Cizma actually offered us a slight apology, saying the menu was in transition, as he was new to the restaurant. Really- he needn’t have bothered, the food was outstanding. He explained that he was in the process of incorporating indigenous foods into the menu, like his Cast Iron Skillet Roasted Scallops with Heirloom Bean Succotash. I’m not a fan of scallops, but I had to try this- along with his salad of Roasted Baby Heirloom Beets, Root Spinach, Beet Vinaigrette and Salted Sheep’s Milk Ricotta. And then there was the Alaskan Halibut with Smoked Pepper and White Bean Ranchero, and the House Cured and Braised Pork with Ancho Chili Root Beer Glaze (which btw, was much more to my liking than the too sweet pork belly we had just the night before). Which was my favorite? Hmmmm…I’m not quite sure. Let me get a second serving of the halibut- and the pork. Did I mentioned I was famished after a long day of wine tasting?
Outside the window at the restaurant we viewed the beautiful Boynton Canyon, surrounded by the stunning red rocks of Sedona- an enchanting place indeed.
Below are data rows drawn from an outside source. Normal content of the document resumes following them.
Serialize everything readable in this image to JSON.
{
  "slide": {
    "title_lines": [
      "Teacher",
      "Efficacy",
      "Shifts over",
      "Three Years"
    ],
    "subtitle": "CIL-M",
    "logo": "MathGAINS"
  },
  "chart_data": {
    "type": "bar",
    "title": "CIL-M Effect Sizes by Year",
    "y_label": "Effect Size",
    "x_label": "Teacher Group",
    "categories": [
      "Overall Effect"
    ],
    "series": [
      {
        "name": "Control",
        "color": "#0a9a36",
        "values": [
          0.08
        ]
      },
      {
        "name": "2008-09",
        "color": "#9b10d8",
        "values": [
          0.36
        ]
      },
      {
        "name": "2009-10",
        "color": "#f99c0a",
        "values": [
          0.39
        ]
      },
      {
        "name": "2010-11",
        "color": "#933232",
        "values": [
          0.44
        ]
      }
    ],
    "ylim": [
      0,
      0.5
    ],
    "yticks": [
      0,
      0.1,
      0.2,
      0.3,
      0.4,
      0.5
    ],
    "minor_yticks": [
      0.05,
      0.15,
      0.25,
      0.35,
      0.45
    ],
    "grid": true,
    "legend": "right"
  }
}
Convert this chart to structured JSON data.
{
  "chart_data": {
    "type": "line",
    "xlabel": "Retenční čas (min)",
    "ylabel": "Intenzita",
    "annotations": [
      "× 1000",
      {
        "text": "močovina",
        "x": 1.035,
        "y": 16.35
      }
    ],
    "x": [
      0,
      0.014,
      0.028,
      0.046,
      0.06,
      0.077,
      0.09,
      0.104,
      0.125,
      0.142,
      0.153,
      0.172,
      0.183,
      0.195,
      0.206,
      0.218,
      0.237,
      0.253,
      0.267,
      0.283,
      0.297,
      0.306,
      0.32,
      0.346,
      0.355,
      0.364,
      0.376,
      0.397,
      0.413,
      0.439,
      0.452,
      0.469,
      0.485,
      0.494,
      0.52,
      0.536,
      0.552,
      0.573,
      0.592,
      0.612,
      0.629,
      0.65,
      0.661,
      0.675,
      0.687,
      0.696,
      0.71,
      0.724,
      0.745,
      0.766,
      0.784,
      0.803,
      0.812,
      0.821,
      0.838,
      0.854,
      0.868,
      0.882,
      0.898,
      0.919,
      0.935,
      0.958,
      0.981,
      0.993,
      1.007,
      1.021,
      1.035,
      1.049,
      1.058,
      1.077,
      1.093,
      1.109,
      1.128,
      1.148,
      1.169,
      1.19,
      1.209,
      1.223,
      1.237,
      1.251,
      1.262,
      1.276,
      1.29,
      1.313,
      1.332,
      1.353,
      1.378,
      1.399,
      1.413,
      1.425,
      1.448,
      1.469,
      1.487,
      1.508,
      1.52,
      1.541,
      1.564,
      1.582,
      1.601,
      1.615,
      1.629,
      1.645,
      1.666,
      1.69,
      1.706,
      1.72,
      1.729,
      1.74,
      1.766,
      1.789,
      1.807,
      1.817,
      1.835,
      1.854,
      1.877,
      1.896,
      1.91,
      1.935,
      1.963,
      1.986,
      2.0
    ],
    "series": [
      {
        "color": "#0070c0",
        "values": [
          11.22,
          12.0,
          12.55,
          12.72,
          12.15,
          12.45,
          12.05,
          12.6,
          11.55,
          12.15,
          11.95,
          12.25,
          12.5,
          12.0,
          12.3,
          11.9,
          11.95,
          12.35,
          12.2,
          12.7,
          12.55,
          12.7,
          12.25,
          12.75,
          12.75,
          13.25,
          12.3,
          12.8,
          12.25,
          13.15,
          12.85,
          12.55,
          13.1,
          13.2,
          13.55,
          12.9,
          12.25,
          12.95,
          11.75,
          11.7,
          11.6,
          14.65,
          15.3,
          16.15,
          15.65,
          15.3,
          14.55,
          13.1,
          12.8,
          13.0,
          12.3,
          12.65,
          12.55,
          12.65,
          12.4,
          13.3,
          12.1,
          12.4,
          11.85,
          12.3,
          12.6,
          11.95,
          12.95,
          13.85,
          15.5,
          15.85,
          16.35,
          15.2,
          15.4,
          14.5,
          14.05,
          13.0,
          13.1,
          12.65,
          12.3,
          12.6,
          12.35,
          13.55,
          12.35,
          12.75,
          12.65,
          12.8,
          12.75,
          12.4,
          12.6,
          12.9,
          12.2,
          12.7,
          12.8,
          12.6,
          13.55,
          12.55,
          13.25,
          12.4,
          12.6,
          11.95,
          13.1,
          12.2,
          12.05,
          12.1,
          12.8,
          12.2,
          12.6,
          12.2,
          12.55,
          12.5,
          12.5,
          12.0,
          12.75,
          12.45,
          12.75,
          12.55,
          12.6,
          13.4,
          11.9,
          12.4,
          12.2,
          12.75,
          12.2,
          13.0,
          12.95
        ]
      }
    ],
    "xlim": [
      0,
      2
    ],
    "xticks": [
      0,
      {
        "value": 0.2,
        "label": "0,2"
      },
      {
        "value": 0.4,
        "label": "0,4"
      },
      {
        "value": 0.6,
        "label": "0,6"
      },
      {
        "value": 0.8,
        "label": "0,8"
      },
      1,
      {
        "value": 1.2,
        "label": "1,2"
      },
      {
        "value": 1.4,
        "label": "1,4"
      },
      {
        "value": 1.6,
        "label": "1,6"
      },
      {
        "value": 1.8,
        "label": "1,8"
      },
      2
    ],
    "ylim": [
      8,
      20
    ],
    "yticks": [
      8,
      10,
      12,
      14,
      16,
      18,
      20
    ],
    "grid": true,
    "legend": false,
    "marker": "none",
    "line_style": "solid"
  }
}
My friend Greg of SipptySup said afterwards, when I related the day trip to him, “I can’t remember if Ive ever been to Sedona.”
“Greg,” I said, “if you’d been to Sedona, you’d remember it.”
To finish our lovely lunch- a little glass of a dense Chocolate Mousse, with a chunk of chocolate embedded in it and topped with a sugared and spiced pecan. Ahh- now I can face the long ride back to Phoenix.
Chef Cizma was gracious enough to share his signature recipe for the Braised Pork with me. It uses a cut of meat new to me- Karubi style pork ribs- short ribs, Korean barbecue style, served without the bones.
Slow Braised Pork Short Ribs with Root Beer Glaze
For the pork:
- 2 pounds of Karubi style pork ribs
- 1 onion, large dice
- 3 stalks celery, large dice
- 1 carrot, large dice
- 10 garlic cloves, peeled
- 2 cups of tomato paste
- 1 tablespoon cumin seed, toasted and ground
- 1 tablespoon dark chili powder
- 1 tablespoon ground mustard seed
- 2 whole Ancho chiles
- 2 quarts Root Beer
- 2 cups strong brewed coffee
- 2 tablespoons vegetable oil
- Coarse sea salt or kosher salt
- Season the pork with the salt, cumin, chili powder and mustard. Heat a heavy bottomed pot over a medium flame, add the vegetable oil. Brown the seasoned pork on all sides. Add the tomato paste, garlic, onion, celery, carrot and Ancho chiles to the pot. Continue to cook another 2 minutes, stirring vegetables.
- Add the root beer and coffee to cover the meat. Bring to a simmer, cover the pot and place in a 275 F oven. Cook for 3-4 hours, until pork is falling away from bone. Remove pork from liquid.
For the Glaze:
- Strain braising liquid through a fine sieve and refrigerate. When liquid has cooled, remove solidified fat from top.
- Reduce the braising liquid to glaze consistency. Reheat pork in a 400 F oven for 8-10 minutes or until hot all the way through. Spoon glaze over the top. Garnish with baby cilantro.
Serves 6 as a small plate, and 4 as an entrée.